In the early years, the band’s music was noted for long instrumental solos, sound effects and odd song titles like Careful With That Axe, Eugene, which featured a loud, long, blood-curdling scream befitting the title, performed by Roger Waters. 

In 1973, the band created one of the best-selling rock albums of all time, The Dark Side of the Moon, featuring their first big hit songs, Time and Money. They followed that with another classic album, Wish You Were Here, which featured lyrics in Shine on You Crazy Diamond, that reflected on Barrett’s mental problems and decline.

Pink Floyd continued to produce other great albums like Animals, The Wall, and A Momentary Lapse of Reason. The band became well-known for their concert performances because of their spectacular light shows and stage effects. Some of Pink Floyd’s concert scenes dating from 1966 to 1994 are captured on the four stamps in the souvenir sheet.

At the heart of all of the success of Pink Floyd is superb musicianship. But depicting music on a stamp is not something that is easy to do. For that, you need to hear the music to appreciate David Gilmour’s classic guitar riffs and the careful weaving of music and sound effects.
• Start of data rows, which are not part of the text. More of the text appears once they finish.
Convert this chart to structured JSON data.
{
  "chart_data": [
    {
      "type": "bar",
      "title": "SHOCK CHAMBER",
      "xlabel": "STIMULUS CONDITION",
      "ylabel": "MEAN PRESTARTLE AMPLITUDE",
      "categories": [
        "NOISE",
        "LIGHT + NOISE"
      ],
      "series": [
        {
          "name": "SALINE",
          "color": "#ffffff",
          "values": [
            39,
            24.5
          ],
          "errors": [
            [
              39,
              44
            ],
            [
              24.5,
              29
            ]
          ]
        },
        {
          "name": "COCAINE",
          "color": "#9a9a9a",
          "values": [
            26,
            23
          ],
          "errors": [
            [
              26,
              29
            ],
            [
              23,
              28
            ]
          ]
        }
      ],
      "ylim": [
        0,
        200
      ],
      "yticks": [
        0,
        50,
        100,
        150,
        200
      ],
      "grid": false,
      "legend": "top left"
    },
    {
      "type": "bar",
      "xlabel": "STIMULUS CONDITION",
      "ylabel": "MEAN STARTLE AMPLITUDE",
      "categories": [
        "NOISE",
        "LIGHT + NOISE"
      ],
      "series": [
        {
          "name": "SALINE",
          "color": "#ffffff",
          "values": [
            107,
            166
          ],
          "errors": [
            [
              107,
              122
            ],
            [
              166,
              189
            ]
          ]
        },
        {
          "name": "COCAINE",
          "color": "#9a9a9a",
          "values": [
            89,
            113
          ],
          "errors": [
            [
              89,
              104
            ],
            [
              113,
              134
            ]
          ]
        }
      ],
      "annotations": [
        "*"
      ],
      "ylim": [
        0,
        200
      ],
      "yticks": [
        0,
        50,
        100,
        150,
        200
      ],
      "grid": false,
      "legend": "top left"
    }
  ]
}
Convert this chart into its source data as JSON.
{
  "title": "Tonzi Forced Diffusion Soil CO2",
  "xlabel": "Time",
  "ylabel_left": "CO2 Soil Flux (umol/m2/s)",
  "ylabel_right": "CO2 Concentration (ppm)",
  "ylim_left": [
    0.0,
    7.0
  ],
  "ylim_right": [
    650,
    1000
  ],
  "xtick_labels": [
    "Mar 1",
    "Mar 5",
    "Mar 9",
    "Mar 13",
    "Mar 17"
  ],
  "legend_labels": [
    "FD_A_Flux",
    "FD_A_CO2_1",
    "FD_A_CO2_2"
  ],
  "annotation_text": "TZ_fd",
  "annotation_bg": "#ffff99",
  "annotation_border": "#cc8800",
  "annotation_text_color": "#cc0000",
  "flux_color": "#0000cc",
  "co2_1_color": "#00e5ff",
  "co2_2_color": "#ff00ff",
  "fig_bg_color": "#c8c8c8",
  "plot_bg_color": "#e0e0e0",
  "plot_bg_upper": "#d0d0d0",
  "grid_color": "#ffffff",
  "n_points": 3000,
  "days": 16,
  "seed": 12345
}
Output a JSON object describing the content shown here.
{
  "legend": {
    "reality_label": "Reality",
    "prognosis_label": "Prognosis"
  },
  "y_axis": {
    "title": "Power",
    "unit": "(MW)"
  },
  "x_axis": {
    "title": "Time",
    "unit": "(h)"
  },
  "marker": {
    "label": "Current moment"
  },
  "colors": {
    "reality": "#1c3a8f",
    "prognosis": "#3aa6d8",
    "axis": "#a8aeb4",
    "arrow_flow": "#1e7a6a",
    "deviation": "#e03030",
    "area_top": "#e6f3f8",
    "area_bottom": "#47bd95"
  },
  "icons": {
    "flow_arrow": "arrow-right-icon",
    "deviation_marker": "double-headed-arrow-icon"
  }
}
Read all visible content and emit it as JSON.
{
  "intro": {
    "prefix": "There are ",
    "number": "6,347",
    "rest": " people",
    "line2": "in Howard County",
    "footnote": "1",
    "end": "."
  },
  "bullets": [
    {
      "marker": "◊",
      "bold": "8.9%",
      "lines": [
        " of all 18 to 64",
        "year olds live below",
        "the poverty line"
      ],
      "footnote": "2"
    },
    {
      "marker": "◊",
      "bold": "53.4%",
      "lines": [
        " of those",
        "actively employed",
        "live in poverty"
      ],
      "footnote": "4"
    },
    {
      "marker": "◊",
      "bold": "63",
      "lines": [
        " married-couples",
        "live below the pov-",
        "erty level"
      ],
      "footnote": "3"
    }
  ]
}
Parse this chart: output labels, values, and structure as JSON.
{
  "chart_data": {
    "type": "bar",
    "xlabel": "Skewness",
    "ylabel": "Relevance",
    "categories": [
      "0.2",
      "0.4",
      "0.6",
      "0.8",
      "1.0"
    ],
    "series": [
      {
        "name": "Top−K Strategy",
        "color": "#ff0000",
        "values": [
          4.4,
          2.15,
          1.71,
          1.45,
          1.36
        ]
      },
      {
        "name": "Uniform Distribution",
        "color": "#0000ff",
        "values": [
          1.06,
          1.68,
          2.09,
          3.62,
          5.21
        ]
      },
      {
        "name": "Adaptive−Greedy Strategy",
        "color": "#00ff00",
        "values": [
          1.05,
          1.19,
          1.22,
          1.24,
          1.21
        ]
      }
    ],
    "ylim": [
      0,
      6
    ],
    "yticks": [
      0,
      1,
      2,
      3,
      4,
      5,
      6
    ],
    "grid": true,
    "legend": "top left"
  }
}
So instead, the six self-adhesive stamps in the set depict some of Pink Floyd’s album covers, which are about as iconic as the music. Hipgnosis, a graphic design group led by Storm Thorgerson, a school classmate of Barrett and Waters and close friend of Gilmour, created the covers for Atom Heart Mother, The Dark Side of the Moon, Wish You Were Here, and Animals albums, which are depicted in this set. From 1968 to 1982 albums from dozens of other rock stars featured art created by Hipgnosis, so if anything, this set is as much a tribute to the art of Hipgnosis as to the music of Pink Floyd.

For Linn’s Stamp News and the Scott Catalogues, I’m Marty Frankevicz. Enjoy your week in stamps.